T he bloody year of 1968 was an extraordinarily violent one in the United States, with the murder rate increasing almost 13 percent year-over-year, the largest such increase that had been recorded before or since.

Until now.

In 2020, murders were up 21 percent, according to FBI data. Data from the 60 largest U.S. cities collated by the Intercept found murders up 36 percent in those cities, almost three times the previously unmatched frenzy of 1968.

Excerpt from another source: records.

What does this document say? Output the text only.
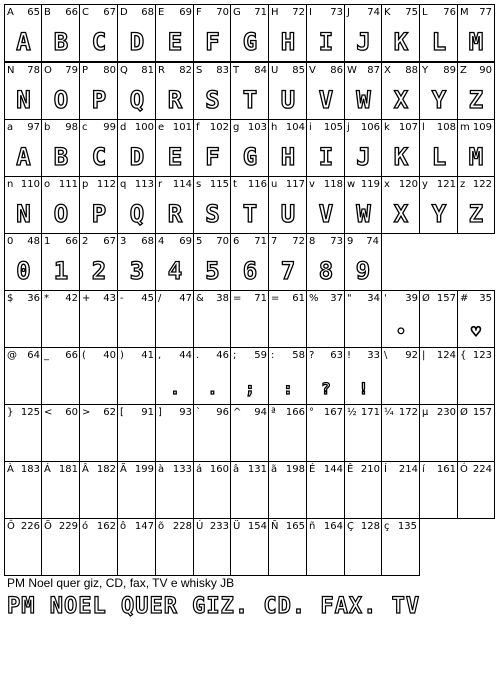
A 65
A
B 66
B
C 67
C
D 68
D
E 69
E
F 70
F
G 71
G
H 72
H
I 73
I
J 74
J
K 75
K
L 76
L
M 77
M
N 78
N
O 79
O
P 80
P
Q 81
Q
R 82
R
S 83
S
T 84
T
U 85
U
V 86
V
W 87
W
X 88
X
Y 89
Y
Z 90
Z
a 97
A
b 98
B
c 99
C
d 100
D
e 101
E
f 102
F
g 103
G
h 104
H
i 105
I
j 106
J
k 107
K
l 108
L
m 109
M
n 110
N
o 111
O
p 112
P
q 113
Q
r 114
R
s 115
S
t 116
T
u 117
U
v 118
V
w 119
W
x 120
X
y 121
Y
z 122
Z
0 48
0
1 66
1
2 67
2
3 68
3
4 69
4
5 70
5
6 71
6
7 72
7
8 73
8
9 74
9
$ 36 * 42 + 43 - 45 / 47 & 38 = 71 = 61 % 37 " 34 ' 39
•
Ø 157 # 35
♡
@ 64 _ 66 ( 40 ) 41 , 44
.
. 46
.
; 59
;
: 58
:
? 63
?
! 33
!
\ 92 | 124 { 123
} 125 < 60 > 62 [ 91 ] 93 ` 96 ^ 94 ª 166 ° 167 ½ 171 ¼ 172 µ 230 Ø 157
À 183 Á 181 Â 182 Ã 199 à 133 á 160 â 131 ã 198 É 144 Ê 210 Í 214 í 161 Ó 224
Ô 226 Õ 229 ó 162 ô 147 õ 228 Ú 233 Ü 154 Ñ 165 ñ 164 Ç 128 ç 135
PM Noel quer giz, CD, fax, TV e whisky JB
PM NOEL QUER GIZ. CD. FAX. TV
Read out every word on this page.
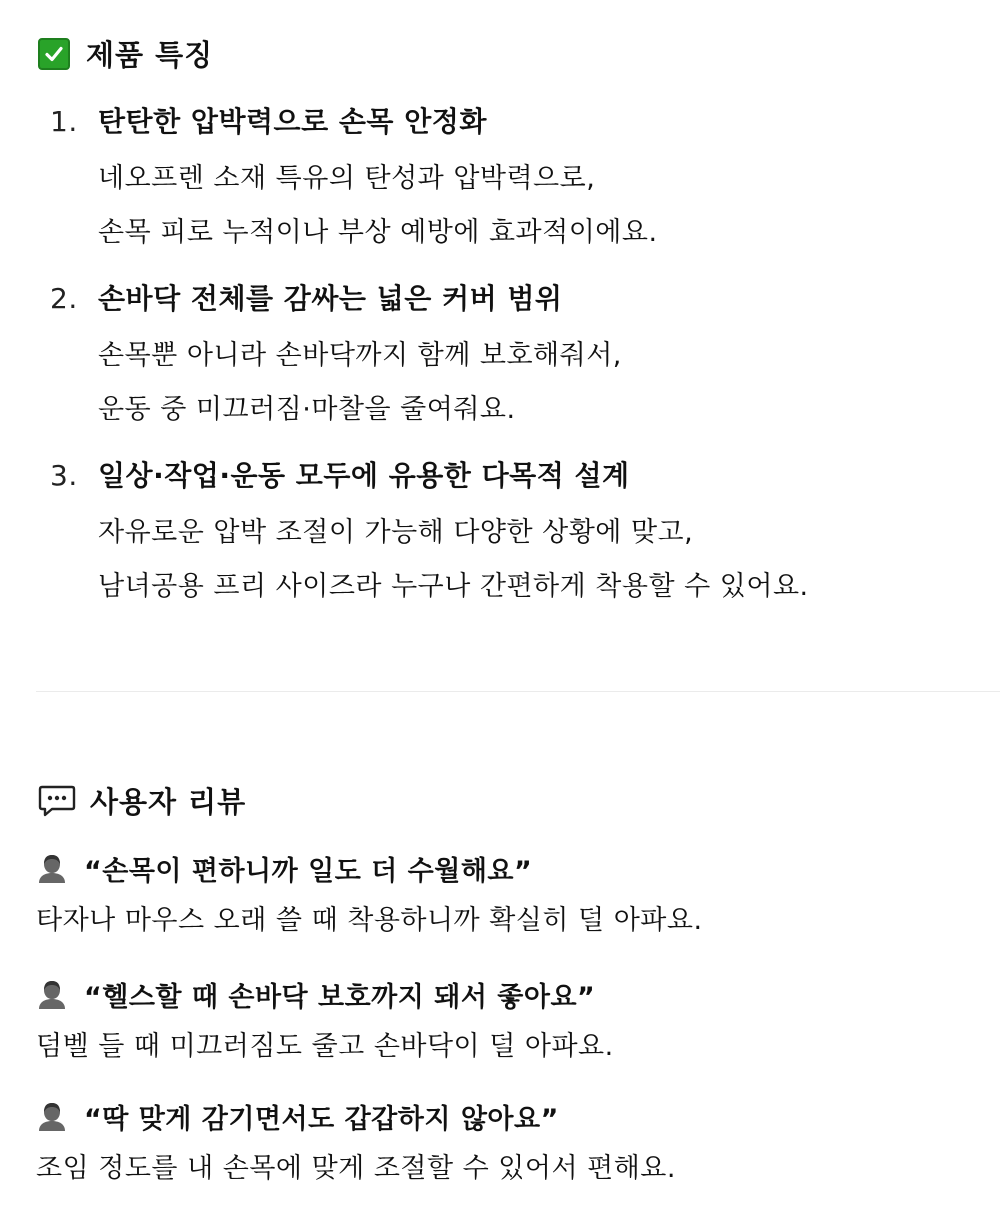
제품 특징
1. 탄탄한 압박력으로 손목 안정화
네오프렌 소재 특유의 탄성과 압박력으로,
손목 피로 누적이나 부상 예방에 효과적이에요.
2. 손바닥 전체를 감싸는 넓은 커버 범위
손목뿐 아니라 손바닥까지 함께 보호해줘서,
운동 중 미끄러짐·마찰을 줄여줘요.
3. 일상·작업·운동 모두에 유용한 다목적 설계
자유로운 압박 조절이 가능해 다양한 상황에 맞고,
남녀공용 프리 사이즈라 누구나 간편하게 착용할 수 있어요.
사용자 리뷰
“손목이 편하니까 일도 더 수월해요”
타자나 마우스 오래 쓸 때 착용하니까 확실히 덜 아파요.
“헬스할 때 손바닥 보호까지 돼서 좋아요”
덤벨 들 때 미끄러짐도 줄고 손바닥이 덜 아파요.
“딱 맞게 감기면서도 갑갑하지 않아요”
조임 정도를 내 손목에 맞게 조절할 수 있어서 편해요.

The homicidal wave rolled through the big cities (New York City saw a nearly 50 percent bump in its murder count), through small towns (according to the Intercept, towns with fewer than 10,000 residents saw a slightly larger increase than cities with more than 1 million residents), and through medium-sized cities, including my hometown of Lubbock, Texas, which had more than twice as many homicides in 2020 as it had in 2019 and where one out of every 100 residents is a victim of a violent crime in a typical year.

Inevitably, the usual political ghouls are opportunistically trying to recruit all these dead Americans into their political campaigns and their just-so narratives.

Sometimes, that means trying to blame the rampage on guns. But there is not much reason to do so. Gun sales have indeed been very high in the past year, partly because of an instinct to arm up during times of social and economic disruption, and partly because those of us not ensorcelled by QAnon fairy-tales could see long before November that Donald Trump was likely to lose the presidential election and that he might take the Republicans’ Senate majority down with him, and that he would be replaced by a Democrat hostile to the Second Amendment. Even though the scary-looking black rifles that haunt the dreams of Democrats are used in only a vanishingly small share of murders (statistically, you are more likely to be clubbed to death or stabbed than to be shot by someone wielding an AR-style rifle, or, indeed, any rifle of any sort), they are the first weapons gun-grabbers are disposed to go after. Call it panic buying or call it prudence, elections have the power to move gun markets.

But more gun ownership does not mean more violent crime. There is very little correlation between those variables. And part of that is the fact that so many U.S. murders involve no firearms at all: Typically, firearms are involved in about two-thirds of U.S. murders, with the other third caused by stabbings, beatings, intentional drownings, poisonings, etc. Americans are much more likely to be shot to death than are Swiss, Japanese, or Emiratis, but they also are more likely to be stabbed to death, beaten to death, killed with an ax, etc. The variable that seems to be the best indicator is not the presence of firearms but the presence of Americans.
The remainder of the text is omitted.